The result of all these diplomatic thrusts and counter moves could very well be the absurd and confusing emergence of two overlapping trading blocs that need each other economically, but distrust each other intensely. Wouldn’t it be far better to increase economic efficiency and improve political understanding with Beijing by constructing a TPP that includes China as a charter member?

And if one looks at the world’s supply chain, it’s clear that it’s impossible to leave China out of the world’s biggest trade deals. Given its investments in other developing countries, China has the capability to design, develop, and produce products that can easily make their way into the U.S. market via TPP intermediaries, thereby reducing tariffs it might otherwise have to pay.

For example, to satisfy certain country­of­origin conditions stipulated in TPP, China can manage the supply chain operations of cotton shirts by importing cotton from Pakistan (via its existing free trade agreement with China) and conduct “upstream” operations, such as fabric design, knitting and dyeing at home. Then China can ship the fabric to Vietnam (via an existing free trade agreement with China). At the same time, Japan can ship the buttons to Vietnam (via the TPP). Vietnam can perform “downstream” operations (sewing) and then ship the finished shirts via TPP agreement to Australia, Japan and the United States, cutting off the 5%, 10.9% and 16.5% import duties that would have applied if China had dealt directly with these countries.

Even if China failed to establish trade deals with the remaining five TPP nations and stays out of the partnership itself, the country can leverage its supply chains to facilitate multilateral trade with minimum tariffs. In fact, some mid­size Chinese companies, such as Texhong Textile, have opened facilities in Vietnam in anticipation of the TPP. Much as some of Wal­Mart’s WMT internal sourcing from Chinese operations to American consumers are considered Chinese exports to America, Texhong’s internal sourcing of semi-finished garments from China to Vietnam and then onto the U.S. will appear as trade between the three countries, covered by free trade agreements.
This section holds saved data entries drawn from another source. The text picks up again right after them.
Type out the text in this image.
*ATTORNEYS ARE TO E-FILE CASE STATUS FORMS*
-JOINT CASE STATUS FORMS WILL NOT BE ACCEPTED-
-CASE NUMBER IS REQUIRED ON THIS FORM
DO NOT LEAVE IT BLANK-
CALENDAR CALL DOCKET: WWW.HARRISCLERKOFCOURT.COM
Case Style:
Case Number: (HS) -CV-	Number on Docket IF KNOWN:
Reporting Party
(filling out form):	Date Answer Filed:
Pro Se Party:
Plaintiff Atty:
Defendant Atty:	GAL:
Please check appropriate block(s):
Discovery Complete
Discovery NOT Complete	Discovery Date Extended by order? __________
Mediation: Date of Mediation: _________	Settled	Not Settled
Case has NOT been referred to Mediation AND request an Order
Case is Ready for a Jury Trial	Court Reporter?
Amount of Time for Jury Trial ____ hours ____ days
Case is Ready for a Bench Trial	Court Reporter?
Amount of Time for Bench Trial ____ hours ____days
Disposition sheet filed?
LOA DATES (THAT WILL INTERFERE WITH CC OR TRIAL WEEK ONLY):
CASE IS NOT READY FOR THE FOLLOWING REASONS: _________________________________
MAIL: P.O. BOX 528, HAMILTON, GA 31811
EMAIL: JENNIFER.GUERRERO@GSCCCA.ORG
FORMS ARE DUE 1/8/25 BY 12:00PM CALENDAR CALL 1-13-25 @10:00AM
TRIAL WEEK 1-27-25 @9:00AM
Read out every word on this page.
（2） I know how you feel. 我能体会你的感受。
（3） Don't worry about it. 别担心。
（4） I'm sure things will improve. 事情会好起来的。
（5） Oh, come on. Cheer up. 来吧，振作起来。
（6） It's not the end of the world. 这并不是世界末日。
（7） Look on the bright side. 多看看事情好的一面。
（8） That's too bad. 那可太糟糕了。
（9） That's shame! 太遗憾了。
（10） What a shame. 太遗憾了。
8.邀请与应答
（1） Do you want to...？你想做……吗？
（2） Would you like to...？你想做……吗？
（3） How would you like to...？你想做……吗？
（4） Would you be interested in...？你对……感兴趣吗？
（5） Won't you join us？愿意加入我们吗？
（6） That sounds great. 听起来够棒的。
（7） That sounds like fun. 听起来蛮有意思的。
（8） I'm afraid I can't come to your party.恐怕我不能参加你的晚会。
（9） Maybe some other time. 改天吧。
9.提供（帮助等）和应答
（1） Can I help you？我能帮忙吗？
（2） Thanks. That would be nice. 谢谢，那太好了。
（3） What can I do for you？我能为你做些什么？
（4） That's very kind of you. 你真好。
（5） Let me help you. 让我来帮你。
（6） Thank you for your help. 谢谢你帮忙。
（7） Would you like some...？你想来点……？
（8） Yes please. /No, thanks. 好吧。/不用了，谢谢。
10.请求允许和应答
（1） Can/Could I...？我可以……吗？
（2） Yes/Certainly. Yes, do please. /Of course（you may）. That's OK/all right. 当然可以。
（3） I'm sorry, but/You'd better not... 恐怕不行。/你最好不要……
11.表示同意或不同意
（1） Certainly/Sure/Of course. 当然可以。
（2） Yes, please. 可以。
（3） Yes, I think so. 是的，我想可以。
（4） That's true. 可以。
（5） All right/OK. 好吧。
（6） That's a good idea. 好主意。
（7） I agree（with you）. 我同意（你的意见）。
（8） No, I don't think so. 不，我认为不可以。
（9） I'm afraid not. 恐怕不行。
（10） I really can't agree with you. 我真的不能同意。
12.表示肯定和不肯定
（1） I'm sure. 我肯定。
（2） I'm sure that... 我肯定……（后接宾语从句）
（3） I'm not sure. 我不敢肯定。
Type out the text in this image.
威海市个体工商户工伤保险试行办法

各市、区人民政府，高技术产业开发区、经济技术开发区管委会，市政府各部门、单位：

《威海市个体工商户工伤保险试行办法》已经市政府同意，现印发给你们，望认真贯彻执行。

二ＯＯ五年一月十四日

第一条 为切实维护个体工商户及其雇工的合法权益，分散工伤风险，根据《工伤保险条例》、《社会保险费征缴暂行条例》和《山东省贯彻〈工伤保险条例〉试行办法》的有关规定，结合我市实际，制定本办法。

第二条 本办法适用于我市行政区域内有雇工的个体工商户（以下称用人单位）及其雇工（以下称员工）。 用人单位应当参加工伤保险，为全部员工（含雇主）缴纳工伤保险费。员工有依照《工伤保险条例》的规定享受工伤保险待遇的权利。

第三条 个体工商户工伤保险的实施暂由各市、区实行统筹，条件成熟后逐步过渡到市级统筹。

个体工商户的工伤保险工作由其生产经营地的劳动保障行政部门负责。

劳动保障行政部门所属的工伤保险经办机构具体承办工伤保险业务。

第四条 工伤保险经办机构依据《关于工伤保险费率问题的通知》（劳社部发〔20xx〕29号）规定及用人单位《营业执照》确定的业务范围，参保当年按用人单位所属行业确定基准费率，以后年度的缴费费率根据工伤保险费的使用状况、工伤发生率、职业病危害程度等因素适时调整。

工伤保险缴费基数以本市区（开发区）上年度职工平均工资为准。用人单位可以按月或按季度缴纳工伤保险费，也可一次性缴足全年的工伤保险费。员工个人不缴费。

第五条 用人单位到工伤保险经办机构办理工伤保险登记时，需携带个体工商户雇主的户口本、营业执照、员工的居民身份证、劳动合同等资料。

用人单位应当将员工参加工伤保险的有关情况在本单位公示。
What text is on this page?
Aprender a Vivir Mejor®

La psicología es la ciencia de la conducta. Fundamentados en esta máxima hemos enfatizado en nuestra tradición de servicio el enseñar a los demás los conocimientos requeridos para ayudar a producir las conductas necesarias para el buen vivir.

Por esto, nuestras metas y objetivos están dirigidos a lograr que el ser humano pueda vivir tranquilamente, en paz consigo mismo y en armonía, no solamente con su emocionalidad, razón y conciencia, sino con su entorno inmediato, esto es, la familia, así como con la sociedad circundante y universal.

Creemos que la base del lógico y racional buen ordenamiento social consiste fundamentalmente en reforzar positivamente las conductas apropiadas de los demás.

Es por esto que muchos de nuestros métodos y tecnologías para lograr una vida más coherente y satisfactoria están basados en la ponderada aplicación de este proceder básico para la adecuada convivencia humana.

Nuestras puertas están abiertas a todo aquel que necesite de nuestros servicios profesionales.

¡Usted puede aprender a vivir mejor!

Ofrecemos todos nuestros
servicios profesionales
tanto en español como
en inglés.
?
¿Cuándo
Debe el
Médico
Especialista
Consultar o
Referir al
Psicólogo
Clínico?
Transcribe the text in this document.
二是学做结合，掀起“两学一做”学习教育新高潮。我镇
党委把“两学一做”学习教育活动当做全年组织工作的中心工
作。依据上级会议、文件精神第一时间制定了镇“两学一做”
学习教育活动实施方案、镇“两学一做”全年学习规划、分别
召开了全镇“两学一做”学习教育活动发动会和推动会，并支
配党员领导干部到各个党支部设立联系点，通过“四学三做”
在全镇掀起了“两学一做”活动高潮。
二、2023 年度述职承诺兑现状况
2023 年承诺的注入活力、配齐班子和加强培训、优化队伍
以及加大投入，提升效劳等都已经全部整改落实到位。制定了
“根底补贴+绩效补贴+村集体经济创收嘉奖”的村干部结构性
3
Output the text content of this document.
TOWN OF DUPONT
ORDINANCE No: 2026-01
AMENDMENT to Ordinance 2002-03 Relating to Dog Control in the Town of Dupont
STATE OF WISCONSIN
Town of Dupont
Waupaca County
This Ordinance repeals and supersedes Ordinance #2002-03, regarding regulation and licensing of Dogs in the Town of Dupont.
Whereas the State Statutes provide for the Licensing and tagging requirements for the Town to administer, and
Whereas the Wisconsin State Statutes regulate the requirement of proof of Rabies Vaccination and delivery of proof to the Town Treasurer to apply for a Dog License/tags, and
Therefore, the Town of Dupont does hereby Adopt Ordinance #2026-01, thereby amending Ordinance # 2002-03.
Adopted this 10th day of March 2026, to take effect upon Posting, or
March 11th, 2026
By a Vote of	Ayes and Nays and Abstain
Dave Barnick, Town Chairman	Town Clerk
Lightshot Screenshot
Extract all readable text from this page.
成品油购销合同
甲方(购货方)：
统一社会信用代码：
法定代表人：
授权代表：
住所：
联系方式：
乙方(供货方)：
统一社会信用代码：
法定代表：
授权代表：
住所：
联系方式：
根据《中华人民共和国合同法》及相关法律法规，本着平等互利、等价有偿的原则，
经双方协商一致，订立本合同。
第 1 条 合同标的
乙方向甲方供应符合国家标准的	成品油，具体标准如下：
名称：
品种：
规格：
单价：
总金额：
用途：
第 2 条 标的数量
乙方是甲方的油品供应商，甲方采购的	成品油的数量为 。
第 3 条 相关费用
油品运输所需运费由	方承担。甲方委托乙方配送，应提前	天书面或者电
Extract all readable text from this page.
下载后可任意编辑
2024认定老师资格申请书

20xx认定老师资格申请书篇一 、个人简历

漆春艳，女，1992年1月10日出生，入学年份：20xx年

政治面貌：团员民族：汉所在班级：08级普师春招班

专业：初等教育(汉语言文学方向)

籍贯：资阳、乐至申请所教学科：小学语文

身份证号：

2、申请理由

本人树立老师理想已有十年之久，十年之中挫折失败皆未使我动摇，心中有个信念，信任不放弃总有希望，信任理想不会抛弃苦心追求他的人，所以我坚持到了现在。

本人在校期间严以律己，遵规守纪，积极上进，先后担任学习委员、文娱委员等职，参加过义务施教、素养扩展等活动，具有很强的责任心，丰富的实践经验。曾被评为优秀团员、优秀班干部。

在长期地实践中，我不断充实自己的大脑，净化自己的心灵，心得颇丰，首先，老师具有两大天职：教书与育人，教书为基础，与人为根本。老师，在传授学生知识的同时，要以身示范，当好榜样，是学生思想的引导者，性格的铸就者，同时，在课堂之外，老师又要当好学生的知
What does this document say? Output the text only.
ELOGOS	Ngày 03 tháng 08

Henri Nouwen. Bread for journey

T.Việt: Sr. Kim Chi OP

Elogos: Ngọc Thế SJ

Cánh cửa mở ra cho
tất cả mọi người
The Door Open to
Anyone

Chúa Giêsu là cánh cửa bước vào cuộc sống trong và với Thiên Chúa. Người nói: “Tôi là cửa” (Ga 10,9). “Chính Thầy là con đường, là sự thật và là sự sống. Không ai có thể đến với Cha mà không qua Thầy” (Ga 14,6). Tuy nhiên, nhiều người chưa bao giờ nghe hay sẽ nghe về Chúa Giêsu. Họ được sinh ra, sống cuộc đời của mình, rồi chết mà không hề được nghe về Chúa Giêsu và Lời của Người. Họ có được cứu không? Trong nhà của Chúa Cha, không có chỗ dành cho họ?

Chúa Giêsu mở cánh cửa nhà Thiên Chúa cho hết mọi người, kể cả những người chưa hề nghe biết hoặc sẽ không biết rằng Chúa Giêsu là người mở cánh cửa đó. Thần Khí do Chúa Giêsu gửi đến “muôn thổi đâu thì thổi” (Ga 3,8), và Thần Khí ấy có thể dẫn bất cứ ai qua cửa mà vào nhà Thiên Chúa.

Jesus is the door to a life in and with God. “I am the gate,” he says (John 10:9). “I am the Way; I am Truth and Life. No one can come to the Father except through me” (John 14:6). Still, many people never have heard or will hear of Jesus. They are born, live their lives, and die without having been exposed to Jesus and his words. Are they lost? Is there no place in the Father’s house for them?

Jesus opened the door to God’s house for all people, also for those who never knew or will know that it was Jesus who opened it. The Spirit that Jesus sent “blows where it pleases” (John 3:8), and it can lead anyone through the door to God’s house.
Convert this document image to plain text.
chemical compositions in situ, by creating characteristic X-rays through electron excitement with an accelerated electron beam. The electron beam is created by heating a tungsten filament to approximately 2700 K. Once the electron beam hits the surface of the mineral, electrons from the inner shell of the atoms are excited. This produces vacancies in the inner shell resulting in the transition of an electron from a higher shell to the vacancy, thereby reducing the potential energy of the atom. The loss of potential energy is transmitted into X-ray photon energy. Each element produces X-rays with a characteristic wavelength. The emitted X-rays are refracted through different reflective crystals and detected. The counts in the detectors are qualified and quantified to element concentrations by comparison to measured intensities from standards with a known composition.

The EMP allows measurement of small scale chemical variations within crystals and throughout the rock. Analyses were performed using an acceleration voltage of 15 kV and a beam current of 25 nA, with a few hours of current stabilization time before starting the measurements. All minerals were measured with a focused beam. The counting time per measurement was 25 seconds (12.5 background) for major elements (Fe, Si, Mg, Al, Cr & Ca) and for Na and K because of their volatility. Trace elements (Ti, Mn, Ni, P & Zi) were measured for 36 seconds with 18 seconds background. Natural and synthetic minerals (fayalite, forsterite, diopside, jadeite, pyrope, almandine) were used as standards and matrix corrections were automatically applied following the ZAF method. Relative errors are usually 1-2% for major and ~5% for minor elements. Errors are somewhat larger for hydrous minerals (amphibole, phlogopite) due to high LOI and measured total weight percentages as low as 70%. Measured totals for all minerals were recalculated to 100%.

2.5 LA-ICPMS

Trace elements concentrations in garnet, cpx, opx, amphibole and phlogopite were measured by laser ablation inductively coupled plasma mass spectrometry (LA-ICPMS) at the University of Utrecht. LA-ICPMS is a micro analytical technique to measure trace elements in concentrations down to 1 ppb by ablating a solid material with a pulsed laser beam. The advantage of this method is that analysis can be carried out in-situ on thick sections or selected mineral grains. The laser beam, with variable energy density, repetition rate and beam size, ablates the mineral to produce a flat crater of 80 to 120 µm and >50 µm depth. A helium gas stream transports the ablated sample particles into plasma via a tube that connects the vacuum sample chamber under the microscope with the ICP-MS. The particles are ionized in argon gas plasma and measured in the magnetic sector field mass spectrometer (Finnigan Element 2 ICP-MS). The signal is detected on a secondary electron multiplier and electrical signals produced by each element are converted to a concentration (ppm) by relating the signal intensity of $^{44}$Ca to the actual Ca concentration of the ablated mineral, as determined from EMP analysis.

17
Worse than just being unrealistic and uninformed, excluding China from the TPP exacerbates political tensions between the world’s two leading economic powers. Even as they find a workaround, China’s leaders don’t exactly appreciate America’s efforts to exclude them from the trading party. And they’ll make their own moves to outflank the TPP.

China’s importance as Asia’s manufacturing hub, and as America’s top trading partner across the border, are facts of life, ones that can’t be contained or wished away. Whatever other issues are raised by the TPP debate in Washington these days, it’s time to add a pretty basic one: Why exactly would America enter into a Pacific partnership agreement without seeking to include its top partner in the region?

Felipe Caro is an associate professor in decisions, operations, and technology management and Christopher S. Tang is a distinguished professor and Edward W. Carter chair in business administration at the UCLA Anderson School of Management.